Friday, January 5, 2007

The Return of ......

....sentences not seemingly unconnected to the previous and subsequent ones.

I wish sometimes that life wouldn’t be such a fine balancing act in its entirety. In its entirety, mind. I’m given to sloppiness, and I detest having to accept being inevitably penalised for it. Penalization is a wonderful slavedriver, but the whiplashed soul craves respite, at times. The super ego that hitherto commanded discipline has relinquished its authority, as a potentially ruinous consequence of which, the id, hardwired as it is, for slacking, hasn’t been channelling its energies toward anything productive for quite a while. yes, its always an internal tussle. it matters little if life were regimented by external sources. The self would then just rebel. And that is worse.
However, all units shall be duly deployed for damage control henceforth. My life’s an endless cycle of damage and remedial measures. I suppose everybody’s is, and I am merely magnifying my own condition as we humans are wont to do. Everything I say and feel and do has already been said and felt and done by others a gazillion times before.

Things are a bit stringy.

So, as I was saying, its all such a ridiculously close balancing act. Like individualisation and socialization. Yes. Ok Typical teen things. Its perhaps not as deserving of attention as quantum teleportation, but I think about lesser things in times of ruminative idleness.

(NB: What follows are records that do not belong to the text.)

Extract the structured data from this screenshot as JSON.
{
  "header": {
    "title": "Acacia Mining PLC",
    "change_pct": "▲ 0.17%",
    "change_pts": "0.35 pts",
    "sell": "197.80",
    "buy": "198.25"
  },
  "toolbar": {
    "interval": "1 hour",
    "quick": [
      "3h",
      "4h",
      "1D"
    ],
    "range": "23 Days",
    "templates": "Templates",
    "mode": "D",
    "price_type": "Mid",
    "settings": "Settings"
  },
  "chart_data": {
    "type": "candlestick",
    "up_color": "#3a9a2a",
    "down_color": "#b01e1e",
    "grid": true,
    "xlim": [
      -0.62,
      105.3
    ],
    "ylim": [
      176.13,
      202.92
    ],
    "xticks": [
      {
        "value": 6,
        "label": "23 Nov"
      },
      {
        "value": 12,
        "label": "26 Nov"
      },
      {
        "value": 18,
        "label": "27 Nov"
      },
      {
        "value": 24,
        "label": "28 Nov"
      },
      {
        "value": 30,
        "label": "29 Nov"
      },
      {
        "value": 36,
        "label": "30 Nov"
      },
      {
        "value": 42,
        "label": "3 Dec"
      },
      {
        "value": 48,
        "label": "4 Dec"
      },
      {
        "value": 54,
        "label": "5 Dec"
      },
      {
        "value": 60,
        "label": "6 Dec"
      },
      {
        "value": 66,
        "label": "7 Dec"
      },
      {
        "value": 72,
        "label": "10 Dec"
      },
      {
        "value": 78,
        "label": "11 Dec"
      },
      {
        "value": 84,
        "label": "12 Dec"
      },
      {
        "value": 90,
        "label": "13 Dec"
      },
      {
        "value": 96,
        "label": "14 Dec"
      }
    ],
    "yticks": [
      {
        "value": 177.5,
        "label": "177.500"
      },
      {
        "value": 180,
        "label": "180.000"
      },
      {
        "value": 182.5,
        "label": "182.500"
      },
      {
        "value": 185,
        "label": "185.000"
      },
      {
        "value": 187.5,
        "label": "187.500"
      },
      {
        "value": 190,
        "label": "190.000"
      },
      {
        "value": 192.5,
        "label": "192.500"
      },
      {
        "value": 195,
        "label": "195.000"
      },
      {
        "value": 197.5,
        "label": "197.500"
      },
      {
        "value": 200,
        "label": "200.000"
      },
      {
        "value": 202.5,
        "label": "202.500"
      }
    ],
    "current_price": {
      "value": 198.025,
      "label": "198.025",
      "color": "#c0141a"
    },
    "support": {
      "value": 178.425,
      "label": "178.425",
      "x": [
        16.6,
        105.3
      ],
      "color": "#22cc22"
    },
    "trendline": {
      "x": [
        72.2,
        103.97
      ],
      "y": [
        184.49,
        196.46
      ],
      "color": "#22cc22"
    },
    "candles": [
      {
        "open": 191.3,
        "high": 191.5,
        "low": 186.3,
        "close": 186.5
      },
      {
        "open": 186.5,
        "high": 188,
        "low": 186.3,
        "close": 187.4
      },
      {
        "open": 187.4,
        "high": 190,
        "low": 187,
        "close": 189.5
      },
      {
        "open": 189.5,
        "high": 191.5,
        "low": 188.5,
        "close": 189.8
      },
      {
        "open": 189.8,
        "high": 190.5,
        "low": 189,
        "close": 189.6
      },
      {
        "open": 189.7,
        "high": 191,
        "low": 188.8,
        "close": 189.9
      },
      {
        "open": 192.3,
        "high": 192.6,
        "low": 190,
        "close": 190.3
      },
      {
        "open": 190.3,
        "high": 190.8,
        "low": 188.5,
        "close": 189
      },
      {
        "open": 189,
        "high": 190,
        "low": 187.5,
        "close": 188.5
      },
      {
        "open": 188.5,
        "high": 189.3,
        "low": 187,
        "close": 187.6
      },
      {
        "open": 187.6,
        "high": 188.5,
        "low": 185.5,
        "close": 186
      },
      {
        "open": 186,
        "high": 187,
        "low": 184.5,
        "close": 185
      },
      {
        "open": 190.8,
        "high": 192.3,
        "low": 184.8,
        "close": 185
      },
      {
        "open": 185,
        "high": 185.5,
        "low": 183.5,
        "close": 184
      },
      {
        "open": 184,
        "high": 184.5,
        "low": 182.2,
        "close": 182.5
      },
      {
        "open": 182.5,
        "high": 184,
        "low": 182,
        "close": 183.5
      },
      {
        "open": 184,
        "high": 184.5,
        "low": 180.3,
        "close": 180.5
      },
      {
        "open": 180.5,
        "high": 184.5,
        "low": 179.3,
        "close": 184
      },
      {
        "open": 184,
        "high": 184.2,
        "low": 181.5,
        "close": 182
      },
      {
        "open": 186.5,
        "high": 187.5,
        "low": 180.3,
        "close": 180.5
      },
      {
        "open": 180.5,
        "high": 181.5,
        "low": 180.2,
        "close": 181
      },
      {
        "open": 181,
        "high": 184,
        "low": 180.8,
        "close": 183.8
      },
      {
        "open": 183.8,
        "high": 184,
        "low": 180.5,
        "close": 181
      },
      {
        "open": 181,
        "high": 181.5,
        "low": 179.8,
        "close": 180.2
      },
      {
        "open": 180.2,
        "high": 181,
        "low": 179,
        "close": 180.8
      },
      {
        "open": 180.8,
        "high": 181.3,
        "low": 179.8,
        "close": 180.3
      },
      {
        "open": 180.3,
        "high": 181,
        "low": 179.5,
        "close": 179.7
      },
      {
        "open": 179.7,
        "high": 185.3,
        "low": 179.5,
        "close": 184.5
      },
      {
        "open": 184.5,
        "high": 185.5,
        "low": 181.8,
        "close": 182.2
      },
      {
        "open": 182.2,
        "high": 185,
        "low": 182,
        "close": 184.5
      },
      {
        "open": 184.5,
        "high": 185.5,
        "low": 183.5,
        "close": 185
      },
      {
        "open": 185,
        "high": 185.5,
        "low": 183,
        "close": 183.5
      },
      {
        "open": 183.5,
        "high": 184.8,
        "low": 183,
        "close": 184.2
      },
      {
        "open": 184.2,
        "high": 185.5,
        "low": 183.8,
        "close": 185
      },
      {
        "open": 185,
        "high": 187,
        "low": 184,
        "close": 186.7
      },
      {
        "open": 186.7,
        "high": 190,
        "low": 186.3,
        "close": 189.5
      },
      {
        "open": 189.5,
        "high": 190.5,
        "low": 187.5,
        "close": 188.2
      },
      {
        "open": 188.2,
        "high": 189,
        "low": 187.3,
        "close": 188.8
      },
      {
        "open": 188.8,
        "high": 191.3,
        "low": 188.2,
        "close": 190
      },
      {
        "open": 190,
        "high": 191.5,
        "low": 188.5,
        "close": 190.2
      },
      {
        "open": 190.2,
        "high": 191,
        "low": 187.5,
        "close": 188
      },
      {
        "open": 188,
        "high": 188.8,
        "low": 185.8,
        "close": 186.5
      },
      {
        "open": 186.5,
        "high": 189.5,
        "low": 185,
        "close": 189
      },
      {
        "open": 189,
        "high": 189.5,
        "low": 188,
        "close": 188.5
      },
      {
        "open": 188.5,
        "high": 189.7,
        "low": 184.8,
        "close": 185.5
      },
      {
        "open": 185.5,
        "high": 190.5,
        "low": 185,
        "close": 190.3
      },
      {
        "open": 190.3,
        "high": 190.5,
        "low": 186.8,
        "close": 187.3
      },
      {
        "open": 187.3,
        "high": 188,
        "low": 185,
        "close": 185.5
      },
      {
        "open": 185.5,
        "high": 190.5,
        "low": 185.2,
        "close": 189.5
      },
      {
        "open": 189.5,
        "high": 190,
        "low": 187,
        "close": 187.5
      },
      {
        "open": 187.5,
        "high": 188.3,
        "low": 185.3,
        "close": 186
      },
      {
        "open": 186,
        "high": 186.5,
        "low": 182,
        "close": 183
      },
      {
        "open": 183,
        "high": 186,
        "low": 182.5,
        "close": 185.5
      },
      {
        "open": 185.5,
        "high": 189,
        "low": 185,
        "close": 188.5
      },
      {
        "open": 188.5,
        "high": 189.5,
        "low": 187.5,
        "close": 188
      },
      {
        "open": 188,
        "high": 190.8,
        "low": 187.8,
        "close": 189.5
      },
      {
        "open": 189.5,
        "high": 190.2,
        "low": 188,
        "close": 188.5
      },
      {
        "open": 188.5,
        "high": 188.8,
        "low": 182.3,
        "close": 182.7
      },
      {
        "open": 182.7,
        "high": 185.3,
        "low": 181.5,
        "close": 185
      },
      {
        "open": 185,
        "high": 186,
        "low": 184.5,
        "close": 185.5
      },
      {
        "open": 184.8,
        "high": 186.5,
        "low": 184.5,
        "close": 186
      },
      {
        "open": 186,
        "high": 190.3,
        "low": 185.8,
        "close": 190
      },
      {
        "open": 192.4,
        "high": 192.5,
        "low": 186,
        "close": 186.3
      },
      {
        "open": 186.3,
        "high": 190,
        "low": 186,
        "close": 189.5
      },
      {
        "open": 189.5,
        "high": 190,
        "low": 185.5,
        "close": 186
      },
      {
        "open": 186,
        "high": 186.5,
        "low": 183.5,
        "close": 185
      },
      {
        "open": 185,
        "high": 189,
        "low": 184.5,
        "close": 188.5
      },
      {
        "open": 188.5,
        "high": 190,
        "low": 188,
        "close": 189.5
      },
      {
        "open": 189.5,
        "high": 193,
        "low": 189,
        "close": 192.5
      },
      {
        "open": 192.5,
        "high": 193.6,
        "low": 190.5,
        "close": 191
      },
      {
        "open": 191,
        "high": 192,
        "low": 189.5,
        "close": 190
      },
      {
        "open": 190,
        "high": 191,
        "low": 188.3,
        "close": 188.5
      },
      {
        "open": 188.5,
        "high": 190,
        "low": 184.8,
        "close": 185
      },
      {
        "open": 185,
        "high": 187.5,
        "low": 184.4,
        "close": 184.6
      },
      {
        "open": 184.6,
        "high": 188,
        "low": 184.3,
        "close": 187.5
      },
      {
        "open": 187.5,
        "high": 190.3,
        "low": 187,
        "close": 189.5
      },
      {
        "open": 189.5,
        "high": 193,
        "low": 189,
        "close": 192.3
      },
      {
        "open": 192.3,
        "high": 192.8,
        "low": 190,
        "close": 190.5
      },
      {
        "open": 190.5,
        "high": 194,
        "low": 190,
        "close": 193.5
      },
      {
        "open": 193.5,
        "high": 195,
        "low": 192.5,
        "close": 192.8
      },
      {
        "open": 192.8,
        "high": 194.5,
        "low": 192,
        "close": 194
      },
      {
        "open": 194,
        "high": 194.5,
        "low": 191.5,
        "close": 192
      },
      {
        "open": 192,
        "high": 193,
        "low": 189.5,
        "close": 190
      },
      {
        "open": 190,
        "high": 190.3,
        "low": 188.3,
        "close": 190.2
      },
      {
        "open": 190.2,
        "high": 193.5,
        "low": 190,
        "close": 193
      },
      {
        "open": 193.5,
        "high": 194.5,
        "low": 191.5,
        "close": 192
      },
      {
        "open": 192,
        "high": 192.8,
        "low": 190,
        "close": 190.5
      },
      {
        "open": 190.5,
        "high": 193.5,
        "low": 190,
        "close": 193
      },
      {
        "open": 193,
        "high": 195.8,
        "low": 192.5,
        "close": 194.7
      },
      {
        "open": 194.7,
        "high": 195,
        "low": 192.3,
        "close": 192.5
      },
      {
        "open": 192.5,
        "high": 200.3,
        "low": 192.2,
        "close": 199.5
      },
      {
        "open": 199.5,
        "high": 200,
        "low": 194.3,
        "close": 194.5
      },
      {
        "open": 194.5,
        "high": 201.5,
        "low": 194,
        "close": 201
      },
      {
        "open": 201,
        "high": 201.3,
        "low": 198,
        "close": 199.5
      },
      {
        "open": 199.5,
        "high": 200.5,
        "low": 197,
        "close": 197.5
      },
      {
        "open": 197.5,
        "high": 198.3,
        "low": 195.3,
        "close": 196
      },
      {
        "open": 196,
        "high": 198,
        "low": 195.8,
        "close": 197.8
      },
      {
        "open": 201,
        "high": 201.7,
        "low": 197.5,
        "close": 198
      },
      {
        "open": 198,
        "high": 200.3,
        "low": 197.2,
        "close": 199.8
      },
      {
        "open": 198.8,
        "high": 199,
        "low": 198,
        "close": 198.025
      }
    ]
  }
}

Disclaimers aside, this is the epiphany of the day, then.

Too little of both individualization and socialization begets useless islanded beings crippled by The Hedgehog’s Conundrum. too much of individualization and little socialisation never did anyone any good, rebelwithoutacause and all of that. This misguided fervour for separating the self from the system on grounds of the self’s conviction of its own superiority/inferiority is utterly ineffectual.And illusory, too.
And we all know what becomes of stunted individualization and freewheeling, bordering on addictive, socialization. Everybody becomes even more of an assembly line dummy than the rather long passage of time since the first human learnt to think would have one be.
I suppose I should present that favourite excuse for intellectual bankruptcy here. Again. Its all already been thought of. And trying to think of something new is even more of a pain than it probably was a century ago.
But that’s all batbogey. *New* is limitless.


But wait, there’s that state of fabled equilibrium here as well. The Doctrine of Moderation. Its deceptively simple, like everything else. What one must make oneself do, in order to avoid becoming food for the ones higher up the food chain in this perilously overpopulated, competitive environment, is to grow from the knowledge of the rest.